03/08/2023
A boa notícia
A boa notícia é que por unanimidade dos votos, o Supremo Tribunal Federal (STF) declarou inconstitucional o uso da tese da legítima defesa da honra em crimes de feminicídio ou de agressão contra mulheres.
Princípios violados
A tese da “legítima defesa da honra” era utilizada em casos de feminicídio ou agressões contra mulher para justificar o comportamento do acusado. O argumento era de que o assassinato ou a agressão eram aceitáveis quando a conduta da vítima supostamente ferisse a honra do agressor.
O STF julgou pela procedência integral do pedido apresentado pelo Partido Democrático Trabalhista (PDT) na ação, afirmando que a tese contraria os princípios constitucionais da dignidade humana, da proteção à vida e da igualdade de gênero.
Assim, qualquer menção no Código Penal e no Código de Processo Penal sobre a matéria deve ser excluída.
Por consequência, a defesa, a acusação, a autoridade policial e o Juízo não podem utilizar qualquer referência à tese, sob pena de nulidade do ato e do julgamento.
O Tribunal considerou ainda que, se invocarem a tese com a intenção de gerar nulidade, os advogados não poderão pedir novo julgamento do Júri.
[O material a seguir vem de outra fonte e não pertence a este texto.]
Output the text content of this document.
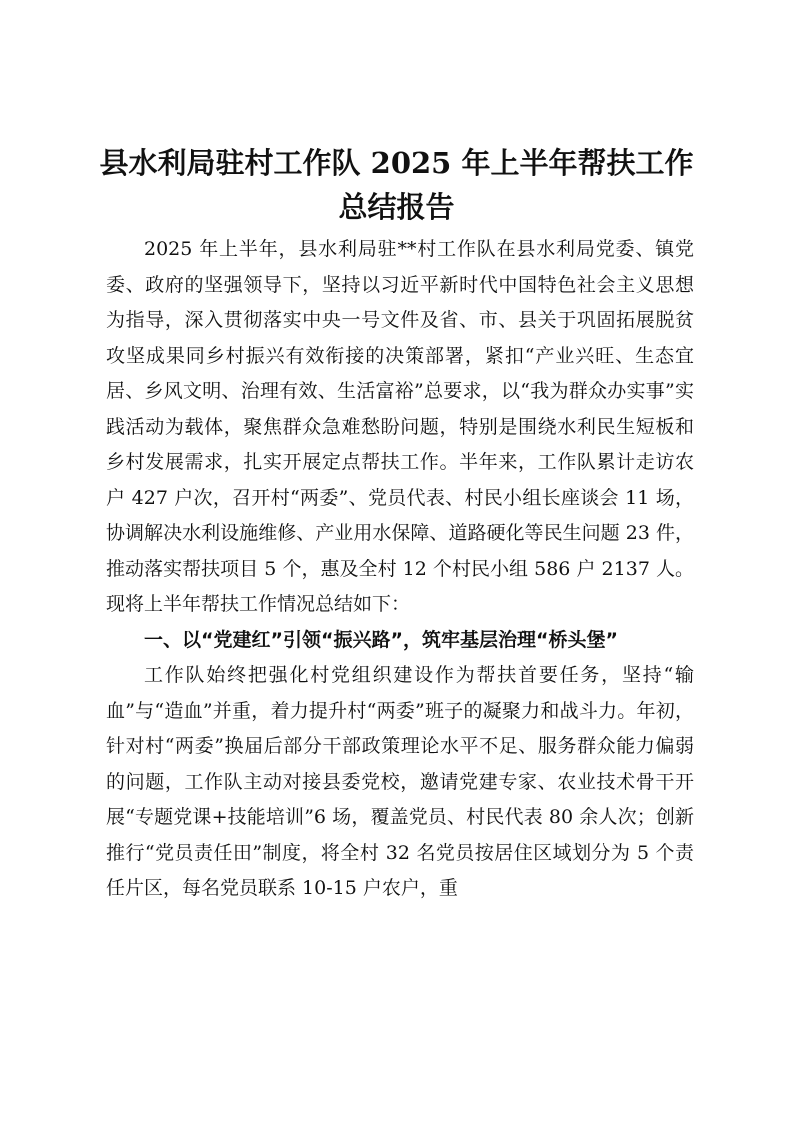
县水利局驻村工作队 2025 年上半年帮扶工作
总结报告

2025 年上半年，县水利局驻**村工作队在县水利局党委、镇党委、政府的坚强领导下，坚持以习近平新时代中国特色社会主义思想为指导，深入贯彻落实中央一号文件及省、市、县关于巩固拓展脱贫攻坚成果同乡村振兴有效衔接的决策部署，紧扣“产业兴旺、生态宜居、乡风文明、治理有效、生活富裕”总要求，以“我为群众办实事”实践活动为载体，聚焦群众急难愁盼问题，特别是围绕水利民生短板和乡村发展需求，扎实开展定点帮扶工作。半年来，工作队累计走访农户 427 户次，召开村“两委”、党员代表、村民小组长座谈会 11 场，协调解决水利设施维修、产业用水保障、道路硬化等民生问题 23 件，推动落实帮扶项目 5 个，惠及全村 12 个村民小组 586 户 2137 人。现将上半年帮扶工作情况总结如下：

一、以“党建红”引领“振兴路”，筑牢基层治理“桥头堡”

工作队始终把强化村党组织建设作为帮扶首要任务，坚持“输血”与“造血”并重，着力提升村“两委”班子的凝聚力和战斗力。年初，针对村“两委”换届后部分干部政策理论水平不足、服务群众能力偏弱的问题，工作队主动对接县委党校，邀请党建专家、农业技术骨干开展“专题党课+技能培训”6 场，覆盖党员、村民代表 80 余人次；创新推行“党员责任田”制度，将全村 32 名党员按居住区域划分为 5 个责任片区，每名党员联系 10-15 户农户，重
Rompimento com valores arcaicos
Ao fazer um apanhado da legislação sobre o tema, a Ministra Cármen Lúcia observou que a tese da legítima defesa da honra é mais do que uma questão jurídica: é uma questão de humanidade.
“A sociedade ainda hoje é machista, sexista, misógina e mata mulheres apenas porque elas querem ser donas de suas vidas”,
afirmou.
A má notícia
Ela tem razão. Todas as estatísticas que medem a violência contra a mulher cresceram no último ano.
O Anuário 2023 do Fórum Brasileiro de Segurança Pública (FBSP), ONG apartidária integrada por pesquisadores, cientistas sociais, gestores públicos, policiais federais, civis e militares, operadores da justiça e profissionais de entidades da sociedade civil é estarrecedor.
O Fórum se dedica a uma cooperação técnica na área da segurança pública e procura dar transparência às informações sobre violência e políticas de segurança.
Em comparação com as pesquisas anteriores, todas as formas de violência contra a mulher apresentaram crescimento acentuado no último ano.
Agressões físicas, ofensas sexuais e abusos psicológicos se tornaram ainda mais frequentes na vida das brasileiras.
O que causou?
Segundo o Relatório, alguns fatores podem ser destacados.
O primeiro tem relação com o desfinanciamento das políticas de enfrentamento à violência contra a mulher por parte do Governo Federal nos últimos quatro anos. Nota técnica do Instituto de Estudos Socioeconômicos (Inesc) mostrou que 2022 foi o ano com menor orçamento para o enfrentamento da violência contra mulheres em uma década.
A pandemia, por sua vez, comprometeu o funcionamento de serviços de acolhimento às mulheres em situação de violência. A restrição nos horários de funcionamento impostas pelas necessárias medidas de isolamento social e a redução das equipes de atendimento foram fatores que afetaram em algum grau os serviços de saúde, assistência social, segurança e acesso à justiça em todo o país.
Um terceiro ponto a ser destacado tem relação com a ação política de movimentos ultraconservadores que se intensificaram na última década e elegeram, dentre outros temas, a igualdade de gênero como um tema a ser combatido.
A violência que atinge meninas e mulheres tem como raiz os diferentes valores culturais dados a mulheres e homens. É a desigualdade de gênero , consolidada ao longo de centenas de anos, a principal força a ser combatida: Ela produz relações violentas através de comportamentos que induzem as mulheres à submissão.